Tama menatapku dalam, seolah mencoba membaca apa yang ada di hatiku. “Jadi, kita coba?” tanyanya dengan nada yang sangat lembut.

Aku mengangguk pelan. “Kita coba. Tanpa beban.”

Kami tersenyum, dan untuk pertama kalinya, aku merasa seperti ini adalah awal yang baru, yang dimulai bukan dengan keraguan, tapi dengan harapan kecil yang mulai tumbuh. Kami belum tahu apa yang akan terjadi, tapi entah kenapa, aku merasa ini adalah langkah yang tepat. Tak ada lagi rasa takut atau kebingungan. Kami hanya perlu berjalan, perlahan, di jalan yang sudah kami pilih bersama.
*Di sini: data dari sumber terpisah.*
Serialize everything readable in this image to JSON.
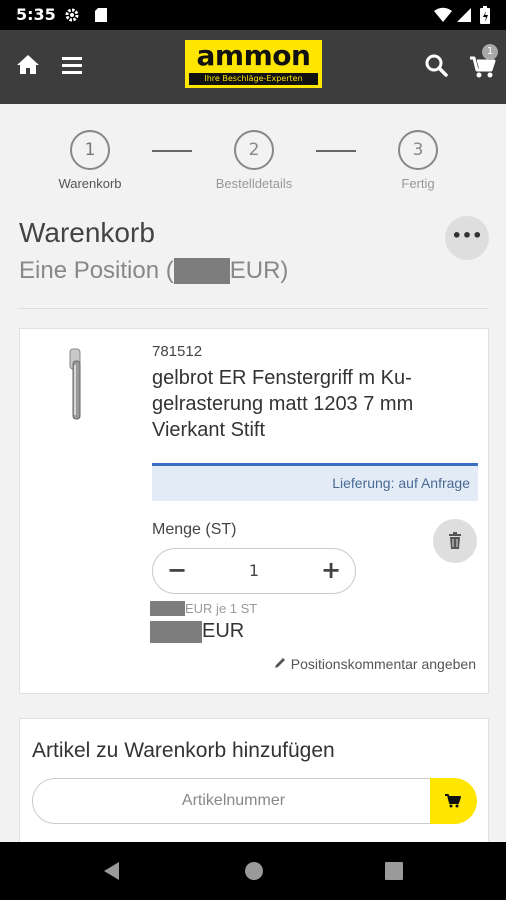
{
  "status_bar": {
    "time": "5:35",
    "icons": [
      "gear-icon",
      "sd-card-icon",
      "wifi-icon",
      "signal-icon",
      "battery-icon"
    ]
  },
  "app_bar": {
    "logo_text": "ammon",
    "logo_tagline": "Ihre Beschläge-Experten",
    "cart_count": "1",
    "colors": {
      "bar": "#3d3d3d",
      "brand": "#ffe600"
    }
  },
  "steps": [
    {
      "number": "1",
      "label": "Warenkorb"
    },
    {
      "number": "2",
      "label": "Bestelldetails"
    },
    {
      "number": "3",
      "label": "Fertig"
    }
  ],
  "header": {
    "title": "Warenkorb",
    "subtitle_prefix": "Eine Position (",
    "subtitle_suffix": "EUR)"
  },
  "item": {
    "sku": "781512",
    "name": "gelbrot ER Fenstergriff m Ku-gelrasterung matt 1203 7 mm Vierkant Stift",
    "delivery": "Lieferung: auf Anfrage",
    "quantity_label": "Menge (ST)",
    "quantity": "1",
    "unit_price_suffix": "EUR je 1 ST",
    "total_suffix": "EUR",
    "comment_link": "Positionskommentar angeben"
  },
  "add_article": {
    "title": "Artikel zu Warenkorb hinzufügen",
    "placeholder": "Artikelnummer"
  }
}
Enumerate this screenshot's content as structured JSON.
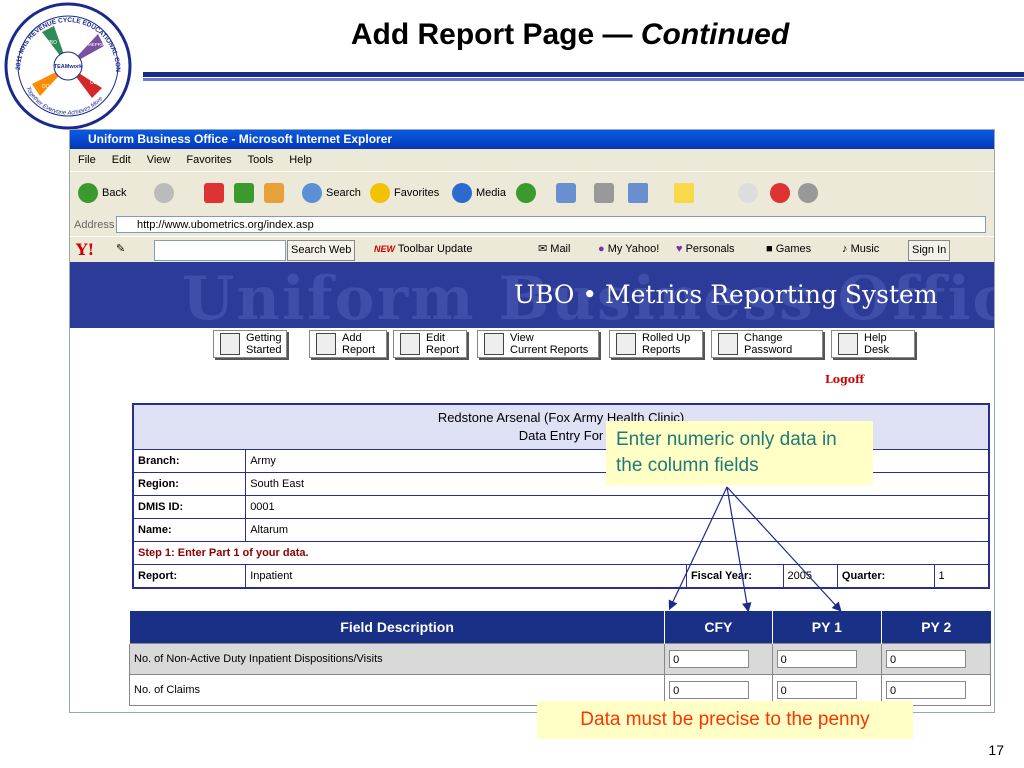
{
  "slide": {
    "title_main": "Add Report Page — ",
    "title_italic": "Continued",
    "slide_number": "17",
    "logo_text": "2011 MHS REVENUE CYCLE EDUCATIONAL CONFERENCE",
    "logo_motto": "Together Everyone Achieves More",
    "logo_center": "TEAMwork",
    "logo_hands": [
      "UBO",
      "MEPRS",
      "UBU",
      "DQ"
    ]
  },
  "browser": {
    "window_title": "Uniform Business Office - Microsoft Internet Explorer",
    "menu": [
      "File",
      "Edit",
      "View",
      "Favorites",
      "Tools",
      "Help"
    ],
    "toolbar": {
      "back": "Back",
      "search": "Search",
      "favorites": "Favorites",
      "media": "Media"
    },
    "address_label": "Address",
    "address_value": "http://www.ubometrics.org/index.asp",
    "yahoo": {
      "logo": "Y!",
      "search_web": "Search Web",
      "new_badge": "NEW",
      "toolbar_update": "Toolbar Update",
      "mail": "Mail",
      "my_yahoo": "My Yahoo!",
      "personals": "Personals",
      "games": "Games",
      "music": "Music",
      "sign_in": "Sign In"
    }
  },
  "page": {
    "banner_bg_text": "Uniform Business Office",
    "banner_title": "UBO • Metrics Reporting System",
    "nav": [
      {
        "line1": "Getting",
        "line2": "Started"
      },
      {
        "line1": "Add",
        "line2": "Report"
      },
      {
        "line1": "Edit",
        "line2": "Report"
      },
      {
        "line1": "View",
        "line2": "Current Reports"
      },
      {
        "line1": "Rolled Up",
        "line2": "Reports"
      },
      {
        "line1": "Change",
        "line2": "Password"
      },
      {
        "line1": "Help",
        "line2": "Desk"
      }
    ],
    "logoff": "Logoff",
    "entry": {
      "facility": "Redstone Arsenal (Fox Army Health Clinic)",
      "form_title": "Data Entry For",
      "rows": [
        {
          "label": "Branch:",
          "value": "Army"
        },
        {
          "label": "Region:",
          "value": "South East"
        },
        {
          "label": "DMIS ID:",
          "value": "0001"
        },
        {
          "label": "Name:",
          "value": "Altarum"
        }
      ],
      "step": "Step 1: Enter Part 1 of your data.",
      "report_label": "Report:",
      "report_value": "Inpatient",
      "fiscal_year_label": "Fiscal Year:",
      "fiscal_year_value": "2005",
      "quarter_label": "Quarter:",
      "quarter_value": "1"
    },
    "fields": {
      "headers": [
        "Field Description",
        "CFY",
        "PY 1",
        "PY 2"
      ],
      "rows": [
        {
          "desc": "No. of Non-Active Duty Inpatient Dispositions/Visits",
          "cfy": "0",
          "py1": "0",
          "py2": "0"
        },
        {
          "desc": "No. of Claims",
          "cfy": "0",
          "py1": "0",
          "py2": "0"
        }
      ]
    }
  },
  "callouts": {
    "numeric": "Enter numeric only data in the column fields",
    "penny": "Data must be precise to the penny"
  }
}
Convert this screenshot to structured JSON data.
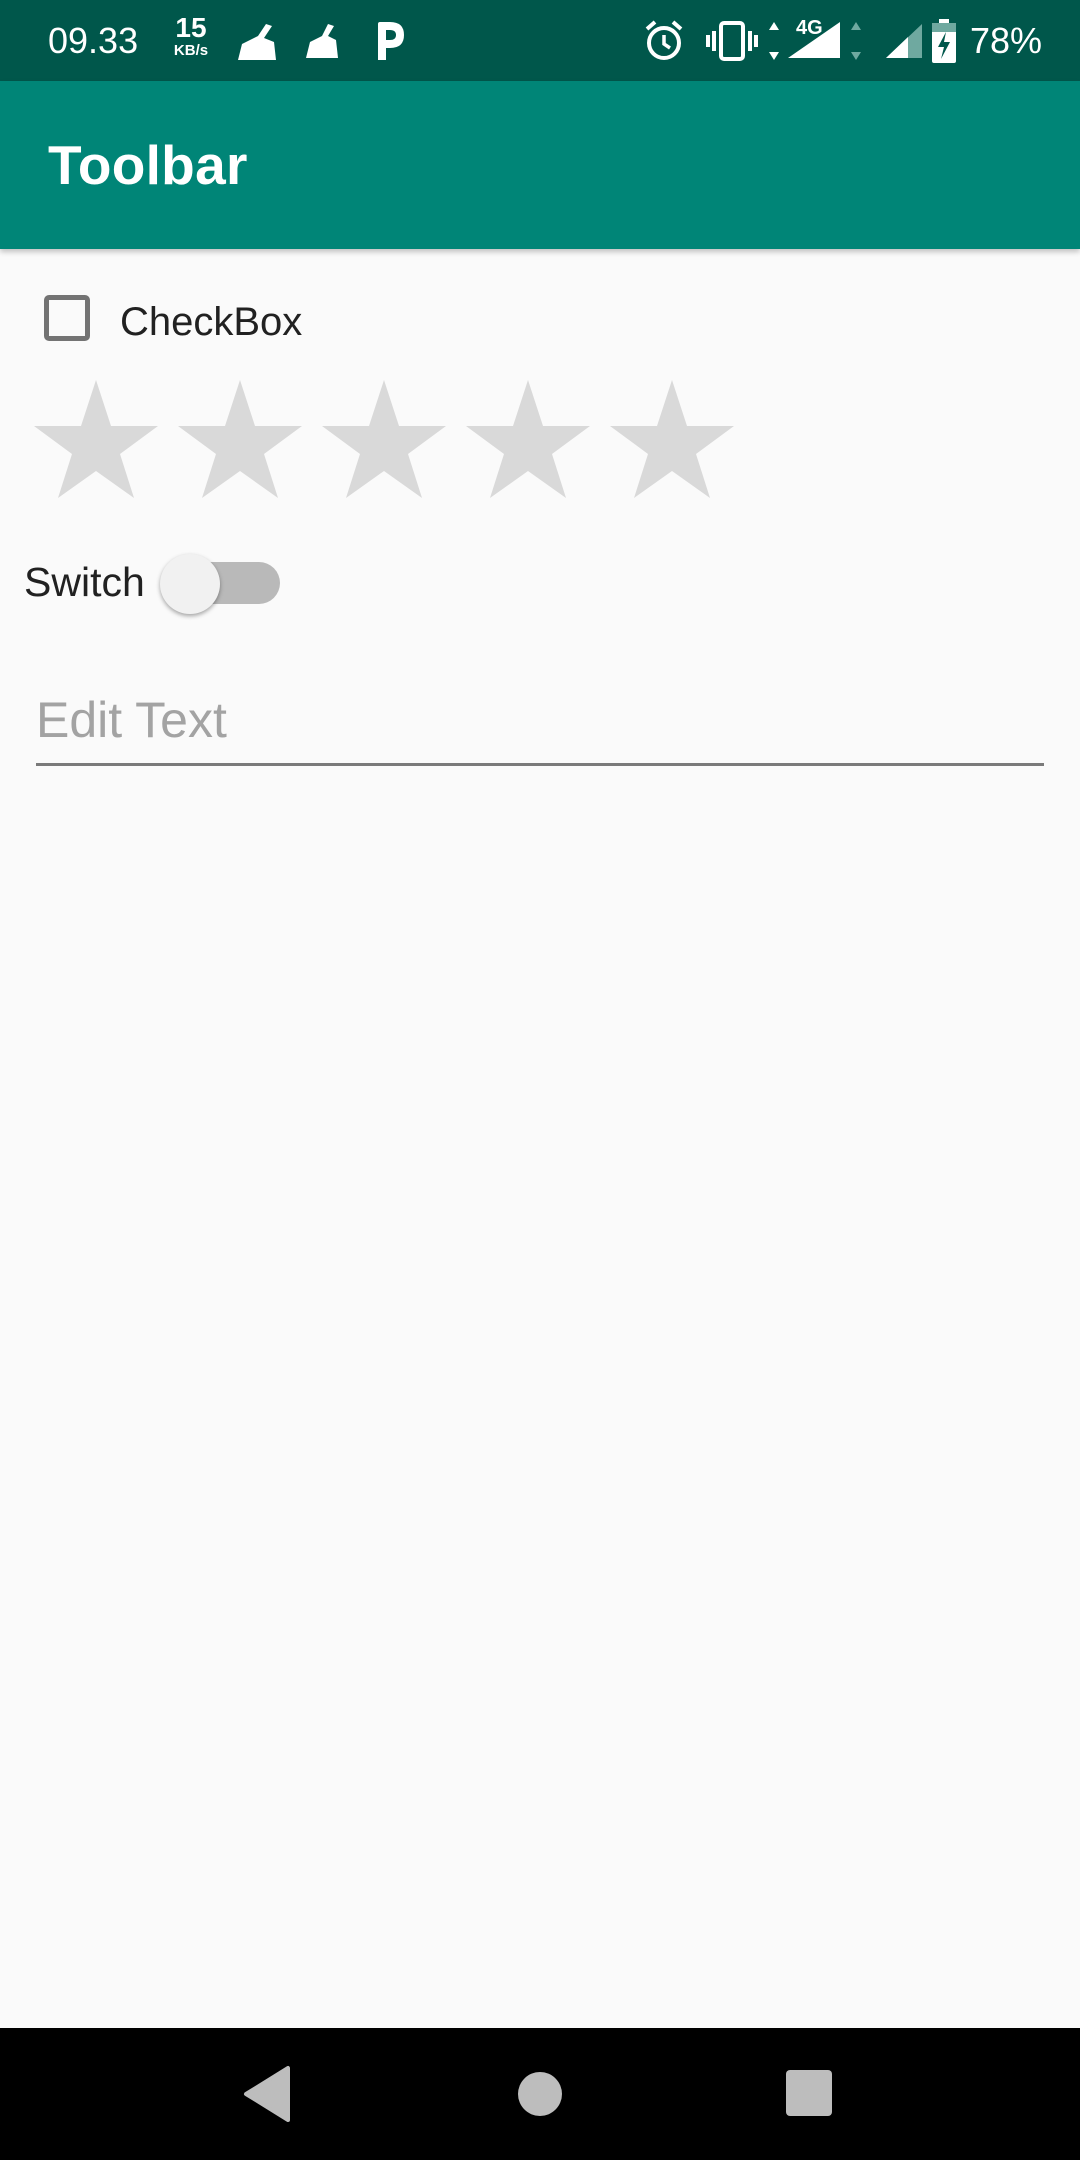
{
  "status_bar": {
    "time": "09.33",
    "net_speed_value": "15",
    "net_speed_unit": "KB/s",
    "network_type": "4G",
    "battery_percent": "78%",
    "icons": [
      "broom-icon",
      "cleaner-icon",
      "p-icon",
      "alarm-icon",
      "vibrate-icon",
      "signal-4g-icon",
      "signal-icon",
      "battery-charging-icon"
    ]
  },
  "toolbar": {
    "title": "Toolbar",
    "color": "#008577"
  },
  "checkbox": {
    "label": "CheckBox",
    "checked": false
  },
  "rating": {
    "max": 5,
    "value": 0,
    "empty_color": "#D9D9D9"
  },
  "switch": {
    "label": "Switch",
    "on": false
  },
  "edit_text": {
    "placeholder": "Edit Text",
    "value": ""
  },
  "nav_bar": {
    "buttons": [
      "back",
      "home",
      "recents"
    ]
  },
  "colors": {
    "status_bar": "#00574B",
    "accent": "#008577",
    "background": "#FAFAFA"
  }
}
Hari itu, di tempat yang sama, dengan perasaan yang berbeda, aku tahu—ini bukan akhir, melainkan awal dari sesuatu yang lebih indah. Sesuatu yang tak terduga, tetapi terasa benar.

 

Jadi, siapa bilang tempat parkir cuma buat parkir mobil? Kadang, di tempat yang nggak terduga itu, justru lahir kisah cinta yang paling bikin penasaran. Kadang, cinta datang dari hal-hal yang paling biasa, dengan cara yang paling nggak biasa.

Dan meskipun semuanya dimulai dari kebiasaan yang sederhana, siapa tahu, kebiasaan itu malah jadi awal dari sesuatu yang jauh lebih berarti. Jadi, siapa tahu? Mungkin kisah cinta kita juga bisa dimulai di tempat yang nggak terduga.